The Monk and the Infamous Inle Lake: Nyaungshwe, Myanmar (Part II)

*This post is a part of a series. Click on the link to read more of the story. – The Monk and the Infamous Inle Lake: Nyaungshwe, Myanmar (Part I)

We had read from the guidebook (the Lonely Planet Myanmar to be exact, but the updated guidebook is here if you need it.) that it was easy to rent and ride bicycles just out of town to visit Khaung Daing Hot Springs. Right next door to our hotel, there was a small bicycle rental/restaurant that we rented from. For just 1000 kyat each, (which equated to a little over US$1 per person) we could rent the bicycles for the rest of the day. We gladly accepted the price and we headed out on our journey to a  local hot spring that we had read about.

The road leading to the springs passed rice patties, monasteries, and buddhist temples along the way. The road (along with many others in Myanmar) was currently being paved by streams of workers, which made for a bumpy, slightly uphill, ride.

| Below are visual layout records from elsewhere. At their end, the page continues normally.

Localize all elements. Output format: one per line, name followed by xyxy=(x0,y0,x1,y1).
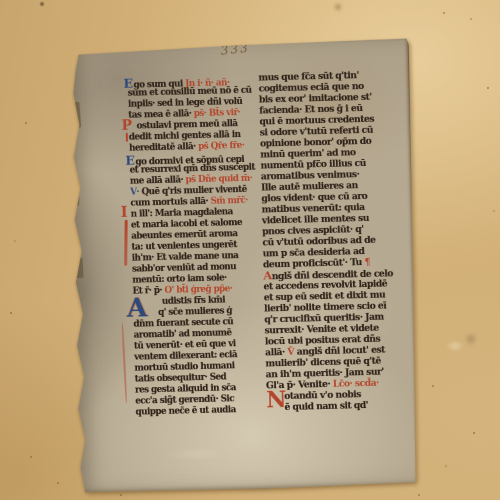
body-text: udistis fr̄s km̄i xyxy=(162,295,225,307)
body-text: cum mortuis allā· xyxy=(130,197,210,209)
foxing-spots xyxy=(0,0,2,2)
versicle-letter: V· xyxy=(130,187,142,197)
manuscript-leaf: 333 Ego sum qui Jn i· ñ· añ·sum et consi… xyxy=(63,36,420,494)
manuscript-leaf-wrapper: 333 Ego sum qui Jn i· ñ· añ·sum et consi… xyxy=(63,36,420,494)
body-text: hereditatē allā· xyxy=(129,142,198,154)
body-text: allā· xyxy=(265,347,288,359)
body-text: ē quid nam sit qd' xyxy=(284,400,368,413)
rubric-text: O' bt̄i ģreḡ pp̄e· xyxy=(164,284,232,296)
mat-light-spot xyxy=(446,340,464,352)
body-text: tas mea ē allā· xyxy=(128,109,194,121)
body-text: quippe nec̄e ē ut audia xyxy=(135,405,235,417)
rubric-text: ps̄ Dñe quid m̄· xyxy=(185,174,252,186)
rubric-text: ps̄ Qr̄e fr̄e· xyxy=(198,141,244,152)
manuscript-photo: 333 Ego sum qui Jn i· ñ· añ·sum et consi… xyxy=(0,0,500,500)
text-column-left: Ego sum qui Jn i· ñ· añ·sum et consiliū … xyxy=(127,75,253,419)
initial-letter: P xyxy=(121,121,131,132)
binding-stub xyxy=(69,184,79,206)
rubric-text: ¶ xyxy=(364,257,370,268)
rubric-text: ps̄· Bt̄s vir̄· xyxy=(194,108,241,119)
rubric-text: Sm̄ mr̄c̄· xyxy=(210,196,247,207)
rubric-text: V̄ xyxy=(287,347,297,358)
text-column-right: mus que fc̄a sūt q'tin'cogitemus eciā qu… xyxy=(258,69,390,413)
text-line: quippe nec̄e ē ut audia xyxy=(135,405,253,419)
binding-stub xyxy=(73,258,83,278)
folio-number: 333 xyxy=(220,41,250,58)
initial-letter: I xyxy=(121,207,128,218)
body-text: q' sc̄e mulieres ģ xyxy=(158,306,232,318)
blind-stamp xyxy=(167,446,225,461)
binding-stub xyxy=(68,102,81,129)
body-text: me allā allā· xyxy=(130,175,186,186)
text-line: ē quid nam sit qd' xyxy=(266,399,390,413)
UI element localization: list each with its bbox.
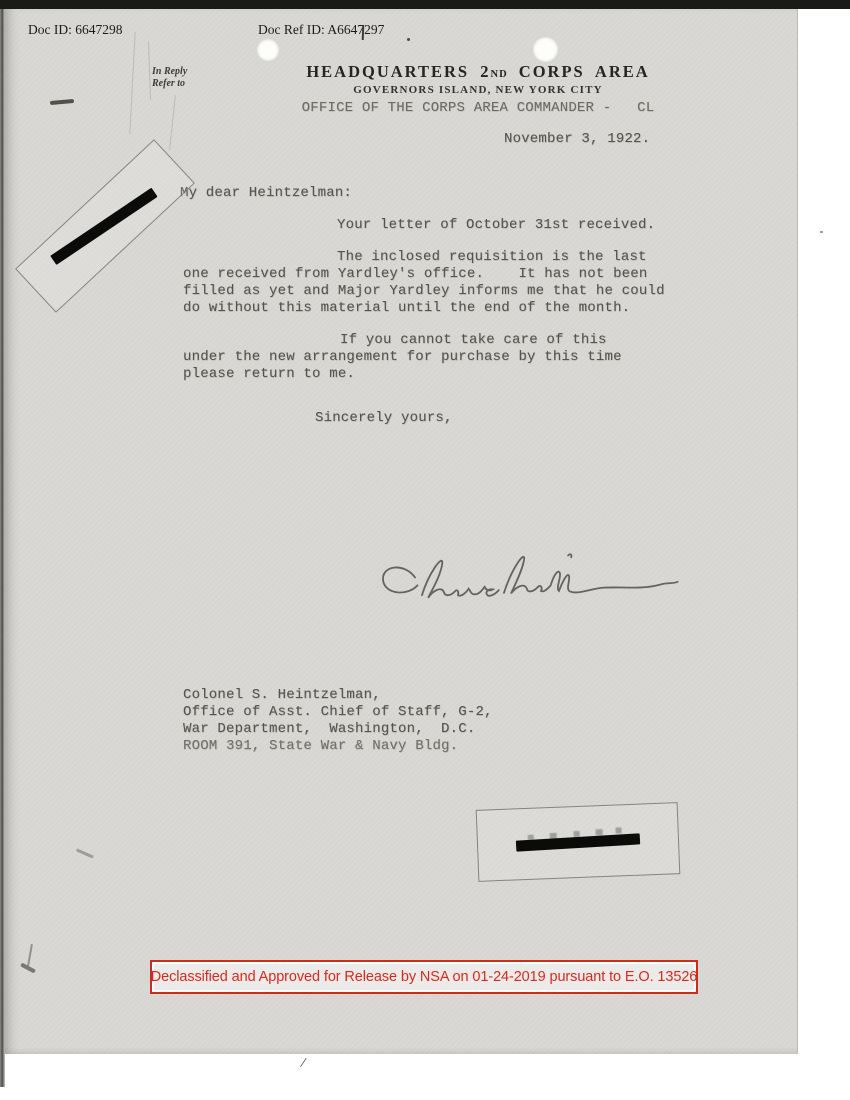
body-line: under the new arrangement for purchase b…: [183, 349, 622, 365]
recipient-line: ROOM 391, State War & Navy Bldg.: [183, 738, 458, 754]
signature-handwriting-icon: [370, 536, 710, 648]
office-line: OFFICE OF THE CORPS AREA COMMANDER - CL: [243, 100, 713, 116]
declassification-banner: Declassified and Approved for Release by…: [150, 960, 698, 994]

We had decided to stop at a couple of temples along the way, as well as a small food stand. After having an amazing lunch at the roadside restaurant, we continued on to the springs, only to become sorely disappointed. The cost was US$10 per person and the concierge had allowed us to take a quick look at the springs. Upon inspection, we discovered that they were simply man-made pools surrounded by tourists (willing to pay the $10 for a dip).

We decided that we would pass on it, due to our travel budget. After our failed attempt to dip into some springs, we decided to head back to town. Thankfully, it’s all downhill from there!

An avocado drink at the roadside restaurant. Yummers!
An avocado drink at the roadside restaurant. Yummers!
One of the temples we passed along the way to the springs.
One of the temples we passed along the way to the springs.

Back on the road, we had made the decision to take a closer look at one of the monasteries we had passed earlier along the way. Watch the video of part of our bike ride to the monastery here. It had seemed empty, and we approached it assuming we were going to be openly trespassing. We peeked in the front door and saw that there was a pair of flip-flops at the bottom of the stairwell.

Curiosity led us inside, and out of nowhere, a man appeared and asked ‘You want?’ We replied that we were just looking around. He then gestured for us to wait at the door. After a few minutes passed, an old monk appeared, saying ‘Hello, welcome! Please come in!’ Arianna and I looked at each other and knew that this was going to be an interesting experience. We walked into a large room where a display of all types of buddhist statues and shrines were placed. The old monk came out with a plate of local bananas, and kindly handed them to us.

The road leading up to the monastery.
The road leading up to the monastery.
The lone pair of sandals at the base of the stairs.
The lone pair of sandals at the base of the stairs.

We sat with him for about an hour, discussing all the different topics of the day, including one I remember most which was the genocide in northwest Myanmar involving Buddhists and Muslims. The monk had his take on the subject, and was obviously disappointed in his countrymen. After many subjects were discussed, he offered for us to take his portrait. He explained that his previous visitors had sent him photos of them together and would come back for a visit after many years of being away.

Apparently he had spent over 30 years as the only monk in the monastery, and was very happy to have visitors. He was never completely alone, but spent most of his time in solitude, meditating and contemplating as the years slowly went by. I have to say, that even though the photographs do not reflect it, he seemed like a very happy, kind, and humbled person.

All in all, this was one of the more memorable moments of our trip through Myanmar and one that I will cherish for years to come. He offered for us to come back for a visit, and if we do go back to Myanmar, we will most certainly take him up on his offer.

Chattin it up with the kind monk.
Chattin it up with the kind buddhist monk.

Once we headed back out on the road and back into town, we ran into a group of small children playing near the rice fields. I gotta say, the children in SE Asia are some of our favorites, not only because they are so cute, but because they are great to chat it up with (even if you we don’t speak the same language).

After we made it back to our hotel, we packed for our next leg of our trip to Golden Rock. It was due to become a long journey, having to head back through Yangon, for a connection to Kyaiktiyo Pagoda.

One of the kids we came across on our way back to town.
One of the kids we came across on our way back to town.
The beautiful rice patties and landscape of Myanmar.
The beautiful rice patties and farms we passed along the way.

We had an amazing time in Nyaungshwe and Inle Lake. As touristy it is compared to most of Myanmar, it is still a great place to visit. One could easily spend many days there and feel that their time was well spent.

I would definitely recommend booking a hotel in advance (this is true for most of Myanmar, but especially the Inle Lake region), and to be sure to set aside at least 3 days while you’re there to take it all in. Happy trails!

Composing the portrait of the monk .
Composing the portrait of the monk .
My shot of the Monk and his cat taken with my Rolleiflex TLR.
The resulting image taken with my Rolleiflex TLR.